Very clever way my daughter has of not answering a simple question: she volunteers for punishment and then disappears into her room, locking the door.

The mysterious Seth, the young man with the motorcycle, that’s probably him on the phone right now. And since Kelly has refused to give me any details, it’s within my rights, the sacred rights of motherhood, to determine who this kid is—all that stuff about how the boy really wanted her to wear a helmet sounds bogus to me. Besides, he was the one driving like a lunatic, right?

Try as I might, I can’t hear a thing. They must be whispering to each other. What I want to know—is he in her class, is he older, what? All I caught was a glimpse, but come to think of it, the minimum age to legally carry a passenger in New York is seventeen. So he’s at least a year ahead of Kelly, maybe more.

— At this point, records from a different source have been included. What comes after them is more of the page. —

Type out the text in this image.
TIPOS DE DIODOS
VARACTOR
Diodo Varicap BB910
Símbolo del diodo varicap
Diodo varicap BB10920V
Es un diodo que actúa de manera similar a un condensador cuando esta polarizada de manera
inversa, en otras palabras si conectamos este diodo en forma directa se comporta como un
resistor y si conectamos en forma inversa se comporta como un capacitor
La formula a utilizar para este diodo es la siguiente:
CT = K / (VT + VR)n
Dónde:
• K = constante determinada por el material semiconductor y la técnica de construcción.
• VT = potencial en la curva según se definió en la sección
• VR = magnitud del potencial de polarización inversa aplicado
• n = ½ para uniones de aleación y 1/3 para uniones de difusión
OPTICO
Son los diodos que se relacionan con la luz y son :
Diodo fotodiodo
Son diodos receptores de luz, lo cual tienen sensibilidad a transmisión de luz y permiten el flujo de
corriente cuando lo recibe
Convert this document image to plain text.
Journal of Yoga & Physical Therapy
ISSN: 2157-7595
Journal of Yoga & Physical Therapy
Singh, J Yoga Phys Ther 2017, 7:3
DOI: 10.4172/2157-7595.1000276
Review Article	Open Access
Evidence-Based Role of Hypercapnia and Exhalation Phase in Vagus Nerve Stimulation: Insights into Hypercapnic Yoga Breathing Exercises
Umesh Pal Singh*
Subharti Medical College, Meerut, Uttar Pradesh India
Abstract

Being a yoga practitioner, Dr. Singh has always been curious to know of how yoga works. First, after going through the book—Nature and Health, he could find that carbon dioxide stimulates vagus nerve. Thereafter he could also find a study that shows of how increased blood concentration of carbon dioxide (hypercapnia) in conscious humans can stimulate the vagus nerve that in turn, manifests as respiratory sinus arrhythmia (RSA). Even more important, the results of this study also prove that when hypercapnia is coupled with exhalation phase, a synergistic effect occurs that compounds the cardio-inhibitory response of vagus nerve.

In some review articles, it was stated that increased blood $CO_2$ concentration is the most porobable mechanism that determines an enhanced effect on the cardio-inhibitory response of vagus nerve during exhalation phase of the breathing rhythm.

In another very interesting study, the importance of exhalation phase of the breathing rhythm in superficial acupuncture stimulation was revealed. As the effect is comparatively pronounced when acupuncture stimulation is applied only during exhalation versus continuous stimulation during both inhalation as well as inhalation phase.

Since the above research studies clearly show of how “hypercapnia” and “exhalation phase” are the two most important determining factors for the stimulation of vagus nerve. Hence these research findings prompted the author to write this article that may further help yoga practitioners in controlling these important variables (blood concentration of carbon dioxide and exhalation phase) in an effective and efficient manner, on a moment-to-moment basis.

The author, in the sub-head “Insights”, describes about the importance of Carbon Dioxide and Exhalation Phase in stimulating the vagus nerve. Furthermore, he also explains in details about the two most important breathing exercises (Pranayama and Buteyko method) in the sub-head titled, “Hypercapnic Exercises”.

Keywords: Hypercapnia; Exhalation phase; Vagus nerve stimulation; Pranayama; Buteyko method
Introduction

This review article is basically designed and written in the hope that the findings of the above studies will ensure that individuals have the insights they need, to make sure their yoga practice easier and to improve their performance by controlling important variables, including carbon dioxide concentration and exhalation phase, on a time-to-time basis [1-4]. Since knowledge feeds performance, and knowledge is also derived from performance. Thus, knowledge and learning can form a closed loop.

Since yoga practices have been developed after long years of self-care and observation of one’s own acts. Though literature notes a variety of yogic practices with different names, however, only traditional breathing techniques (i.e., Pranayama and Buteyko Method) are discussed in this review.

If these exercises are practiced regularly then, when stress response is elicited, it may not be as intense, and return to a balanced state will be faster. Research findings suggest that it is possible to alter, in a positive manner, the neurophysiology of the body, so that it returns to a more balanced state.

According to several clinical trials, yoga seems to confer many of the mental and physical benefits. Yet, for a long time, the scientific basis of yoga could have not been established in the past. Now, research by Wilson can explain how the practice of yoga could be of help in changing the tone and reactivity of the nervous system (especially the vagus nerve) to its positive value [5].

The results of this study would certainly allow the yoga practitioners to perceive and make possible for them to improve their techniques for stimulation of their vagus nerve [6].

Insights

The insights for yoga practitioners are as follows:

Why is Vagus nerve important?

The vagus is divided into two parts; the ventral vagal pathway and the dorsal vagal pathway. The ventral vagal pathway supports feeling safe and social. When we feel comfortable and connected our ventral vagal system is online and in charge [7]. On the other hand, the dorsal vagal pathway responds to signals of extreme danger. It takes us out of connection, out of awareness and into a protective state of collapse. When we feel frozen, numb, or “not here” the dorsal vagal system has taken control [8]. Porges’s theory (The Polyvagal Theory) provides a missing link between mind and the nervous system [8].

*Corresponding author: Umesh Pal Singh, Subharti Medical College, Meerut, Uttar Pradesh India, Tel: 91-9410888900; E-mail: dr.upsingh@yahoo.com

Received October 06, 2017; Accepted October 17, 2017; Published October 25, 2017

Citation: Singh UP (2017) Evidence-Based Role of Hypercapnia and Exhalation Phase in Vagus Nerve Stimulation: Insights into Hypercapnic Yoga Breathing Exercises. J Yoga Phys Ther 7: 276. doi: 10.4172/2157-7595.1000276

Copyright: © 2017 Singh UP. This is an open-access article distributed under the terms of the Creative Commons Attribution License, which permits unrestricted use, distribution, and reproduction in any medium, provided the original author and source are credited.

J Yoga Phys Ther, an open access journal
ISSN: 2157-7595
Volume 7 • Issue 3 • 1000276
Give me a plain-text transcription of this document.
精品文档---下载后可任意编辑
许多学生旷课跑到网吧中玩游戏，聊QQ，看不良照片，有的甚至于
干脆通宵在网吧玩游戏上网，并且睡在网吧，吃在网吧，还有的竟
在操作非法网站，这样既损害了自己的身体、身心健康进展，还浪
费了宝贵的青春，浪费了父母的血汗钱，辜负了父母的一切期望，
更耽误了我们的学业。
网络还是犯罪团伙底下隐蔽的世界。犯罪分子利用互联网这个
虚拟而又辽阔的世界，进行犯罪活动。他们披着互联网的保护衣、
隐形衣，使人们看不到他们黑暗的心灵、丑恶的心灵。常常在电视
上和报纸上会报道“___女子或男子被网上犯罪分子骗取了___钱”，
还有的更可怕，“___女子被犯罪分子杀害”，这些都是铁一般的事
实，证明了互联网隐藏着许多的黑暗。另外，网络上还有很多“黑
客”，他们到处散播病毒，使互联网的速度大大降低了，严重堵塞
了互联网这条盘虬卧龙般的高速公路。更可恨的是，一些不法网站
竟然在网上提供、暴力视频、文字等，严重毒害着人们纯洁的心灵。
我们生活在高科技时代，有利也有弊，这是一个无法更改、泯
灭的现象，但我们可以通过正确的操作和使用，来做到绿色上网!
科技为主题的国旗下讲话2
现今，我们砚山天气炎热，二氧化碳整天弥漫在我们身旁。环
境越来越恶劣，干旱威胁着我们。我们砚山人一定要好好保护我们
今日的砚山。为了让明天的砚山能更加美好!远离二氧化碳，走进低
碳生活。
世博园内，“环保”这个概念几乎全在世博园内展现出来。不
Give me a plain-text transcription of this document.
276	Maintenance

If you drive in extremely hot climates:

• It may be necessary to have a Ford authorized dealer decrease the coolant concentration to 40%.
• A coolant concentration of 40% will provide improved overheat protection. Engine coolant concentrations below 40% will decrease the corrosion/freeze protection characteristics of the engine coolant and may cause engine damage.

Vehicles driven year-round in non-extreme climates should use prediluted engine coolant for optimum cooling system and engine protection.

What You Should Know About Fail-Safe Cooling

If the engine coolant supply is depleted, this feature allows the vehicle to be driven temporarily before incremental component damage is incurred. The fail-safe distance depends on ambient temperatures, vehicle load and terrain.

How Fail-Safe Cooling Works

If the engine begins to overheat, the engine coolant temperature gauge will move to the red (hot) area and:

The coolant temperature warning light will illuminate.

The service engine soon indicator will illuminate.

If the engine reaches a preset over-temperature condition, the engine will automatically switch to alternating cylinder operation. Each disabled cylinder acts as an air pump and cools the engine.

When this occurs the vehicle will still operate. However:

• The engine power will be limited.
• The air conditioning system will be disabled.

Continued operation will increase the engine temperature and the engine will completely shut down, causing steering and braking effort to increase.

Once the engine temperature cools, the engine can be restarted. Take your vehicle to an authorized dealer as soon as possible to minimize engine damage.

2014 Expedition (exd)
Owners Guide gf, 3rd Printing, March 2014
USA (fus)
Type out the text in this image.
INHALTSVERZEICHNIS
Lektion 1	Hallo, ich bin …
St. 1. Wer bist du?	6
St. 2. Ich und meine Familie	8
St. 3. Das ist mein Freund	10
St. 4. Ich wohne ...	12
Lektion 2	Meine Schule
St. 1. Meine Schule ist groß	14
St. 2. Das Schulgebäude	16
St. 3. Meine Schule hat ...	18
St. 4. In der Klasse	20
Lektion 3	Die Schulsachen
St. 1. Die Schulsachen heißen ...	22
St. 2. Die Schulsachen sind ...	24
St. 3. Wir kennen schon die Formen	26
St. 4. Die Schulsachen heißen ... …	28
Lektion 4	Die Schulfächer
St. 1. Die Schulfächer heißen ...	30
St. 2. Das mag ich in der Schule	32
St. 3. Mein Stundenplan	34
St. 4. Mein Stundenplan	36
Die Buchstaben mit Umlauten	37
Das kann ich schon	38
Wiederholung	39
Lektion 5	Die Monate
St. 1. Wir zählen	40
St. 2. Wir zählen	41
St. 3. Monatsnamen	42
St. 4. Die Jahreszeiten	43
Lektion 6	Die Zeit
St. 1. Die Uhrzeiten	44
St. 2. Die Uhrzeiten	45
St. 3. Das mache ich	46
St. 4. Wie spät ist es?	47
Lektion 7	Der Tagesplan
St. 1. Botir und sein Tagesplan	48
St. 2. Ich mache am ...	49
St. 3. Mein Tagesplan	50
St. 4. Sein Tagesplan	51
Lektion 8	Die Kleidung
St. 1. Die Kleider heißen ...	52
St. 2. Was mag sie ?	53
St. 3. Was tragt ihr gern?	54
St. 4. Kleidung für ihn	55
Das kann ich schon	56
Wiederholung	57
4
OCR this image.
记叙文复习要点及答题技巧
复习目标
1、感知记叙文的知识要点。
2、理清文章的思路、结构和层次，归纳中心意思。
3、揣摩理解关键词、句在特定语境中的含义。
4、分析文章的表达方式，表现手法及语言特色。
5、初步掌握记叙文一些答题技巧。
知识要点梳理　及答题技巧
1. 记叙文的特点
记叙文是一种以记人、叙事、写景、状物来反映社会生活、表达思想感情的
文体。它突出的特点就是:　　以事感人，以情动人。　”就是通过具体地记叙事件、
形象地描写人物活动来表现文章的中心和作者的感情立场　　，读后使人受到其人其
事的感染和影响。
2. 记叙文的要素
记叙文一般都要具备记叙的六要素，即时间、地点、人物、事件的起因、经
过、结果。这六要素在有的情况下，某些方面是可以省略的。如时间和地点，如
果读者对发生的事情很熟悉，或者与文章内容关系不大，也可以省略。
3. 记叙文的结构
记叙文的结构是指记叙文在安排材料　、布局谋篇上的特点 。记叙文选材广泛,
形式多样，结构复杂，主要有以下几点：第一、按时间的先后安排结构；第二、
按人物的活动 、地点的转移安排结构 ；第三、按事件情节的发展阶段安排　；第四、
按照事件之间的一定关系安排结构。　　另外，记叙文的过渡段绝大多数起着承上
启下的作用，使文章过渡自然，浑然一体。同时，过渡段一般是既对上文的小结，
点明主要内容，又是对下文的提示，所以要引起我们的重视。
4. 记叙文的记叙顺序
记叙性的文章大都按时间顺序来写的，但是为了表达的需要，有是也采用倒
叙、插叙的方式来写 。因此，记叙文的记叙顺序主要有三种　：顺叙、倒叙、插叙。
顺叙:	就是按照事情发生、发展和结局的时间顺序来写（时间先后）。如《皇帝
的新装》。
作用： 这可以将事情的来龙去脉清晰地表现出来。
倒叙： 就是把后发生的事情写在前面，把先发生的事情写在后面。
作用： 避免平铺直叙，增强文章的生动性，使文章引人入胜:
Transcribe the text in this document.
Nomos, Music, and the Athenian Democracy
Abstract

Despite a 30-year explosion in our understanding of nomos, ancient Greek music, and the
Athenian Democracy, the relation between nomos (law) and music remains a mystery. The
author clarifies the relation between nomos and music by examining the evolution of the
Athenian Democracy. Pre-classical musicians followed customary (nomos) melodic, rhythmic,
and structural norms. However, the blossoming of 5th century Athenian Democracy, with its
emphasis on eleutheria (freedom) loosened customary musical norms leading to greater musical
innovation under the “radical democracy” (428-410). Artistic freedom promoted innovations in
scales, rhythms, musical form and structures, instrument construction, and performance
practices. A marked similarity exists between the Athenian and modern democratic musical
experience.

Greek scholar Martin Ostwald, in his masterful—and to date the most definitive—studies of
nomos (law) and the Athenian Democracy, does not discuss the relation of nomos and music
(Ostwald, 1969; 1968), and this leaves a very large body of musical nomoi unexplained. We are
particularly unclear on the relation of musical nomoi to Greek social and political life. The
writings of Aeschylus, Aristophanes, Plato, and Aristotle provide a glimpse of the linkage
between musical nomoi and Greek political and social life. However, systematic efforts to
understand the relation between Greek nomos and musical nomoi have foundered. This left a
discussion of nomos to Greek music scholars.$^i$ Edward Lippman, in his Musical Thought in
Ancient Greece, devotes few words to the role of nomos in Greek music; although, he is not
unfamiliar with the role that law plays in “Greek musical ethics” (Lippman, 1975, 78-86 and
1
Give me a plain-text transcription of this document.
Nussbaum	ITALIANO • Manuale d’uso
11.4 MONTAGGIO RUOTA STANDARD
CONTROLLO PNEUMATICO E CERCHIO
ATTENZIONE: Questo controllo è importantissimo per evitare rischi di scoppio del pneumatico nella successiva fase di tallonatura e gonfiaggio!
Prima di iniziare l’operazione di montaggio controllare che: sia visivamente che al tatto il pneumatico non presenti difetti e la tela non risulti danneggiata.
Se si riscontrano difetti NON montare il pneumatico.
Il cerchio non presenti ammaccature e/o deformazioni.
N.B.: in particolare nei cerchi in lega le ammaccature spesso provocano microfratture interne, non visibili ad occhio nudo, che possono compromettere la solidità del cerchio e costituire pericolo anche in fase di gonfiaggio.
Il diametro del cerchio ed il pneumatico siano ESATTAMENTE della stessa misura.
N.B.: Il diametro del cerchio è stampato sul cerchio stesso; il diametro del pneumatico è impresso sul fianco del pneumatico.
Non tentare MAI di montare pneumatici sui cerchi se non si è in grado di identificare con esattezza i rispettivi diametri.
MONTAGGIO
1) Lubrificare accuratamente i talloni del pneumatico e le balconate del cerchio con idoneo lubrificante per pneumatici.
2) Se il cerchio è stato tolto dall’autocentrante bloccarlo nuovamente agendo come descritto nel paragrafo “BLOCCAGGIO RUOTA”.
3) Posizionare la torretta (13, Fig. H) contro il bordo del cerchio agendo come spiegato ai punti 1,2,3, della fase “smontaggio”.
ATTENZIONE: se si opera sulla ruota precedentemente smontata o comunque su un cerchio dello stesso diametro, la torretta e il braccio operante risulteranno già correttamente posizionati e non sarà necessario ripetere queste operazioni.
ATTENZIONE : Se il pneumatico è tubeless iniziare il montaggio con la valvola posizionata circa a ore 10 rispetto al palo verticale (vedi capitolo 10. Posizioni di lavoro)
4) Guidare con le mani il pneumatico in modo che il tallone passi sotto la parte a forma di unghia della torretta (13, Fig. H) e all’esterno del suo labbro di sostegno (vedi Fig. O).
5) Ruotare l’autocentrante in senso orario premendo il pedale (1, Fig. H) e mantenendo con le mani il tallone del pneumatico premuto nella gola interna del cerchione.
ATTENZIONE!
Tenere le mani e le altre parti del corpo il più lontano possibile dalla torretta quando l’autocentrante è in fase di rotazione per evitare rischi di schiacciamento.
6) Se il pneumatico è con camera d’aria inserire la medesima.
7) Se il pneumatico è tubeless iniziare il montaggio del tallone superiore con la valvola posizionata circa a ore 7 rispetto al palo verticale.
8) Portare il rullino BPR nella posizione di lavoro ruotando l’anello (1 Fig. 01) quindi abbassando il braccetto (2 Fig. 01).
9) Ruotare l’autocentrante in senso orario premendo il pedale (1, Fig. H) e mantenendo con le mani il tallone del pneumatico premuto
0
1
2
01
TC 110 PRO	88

Finally I work up the courage and knock.

“Kel?” I ask through the closed door. “We have to talk. Who is this boy? Does he go to your school? Do I know his parents?”

After a slight delay she calls out, “It’s late, Mom.”

I picture her hand cupped over the phone, her eyes rolling.

“It’s nine o’clock,” I remind her. “Since when is that late?”

“I’m really tired, Mom. We’ll talk tomorrow, okay? I’ll tell you all about it, honest.”

She’s so polite that it isn’t in me to argue. And once again she’s right—by morning I’ll be thinking much more clearly. Not only less freaked about the whole scene, but also less likely to be manipulated into, say, letting her self-select her punishment.

Maybe grounded isn’t the right call. Maybe what Kelly needs is a few months volunteering at an E.R. Let her see what happens to kids who risk their lives on a dare, or for the fun of it. Get her pushing wheelchairs, changing drool cups, all that good stuff. I picture a light going off over her head, an epiphany, how fragile life is. Kelly giving me a big hug, saying, Mom, you were right! I have to be careful!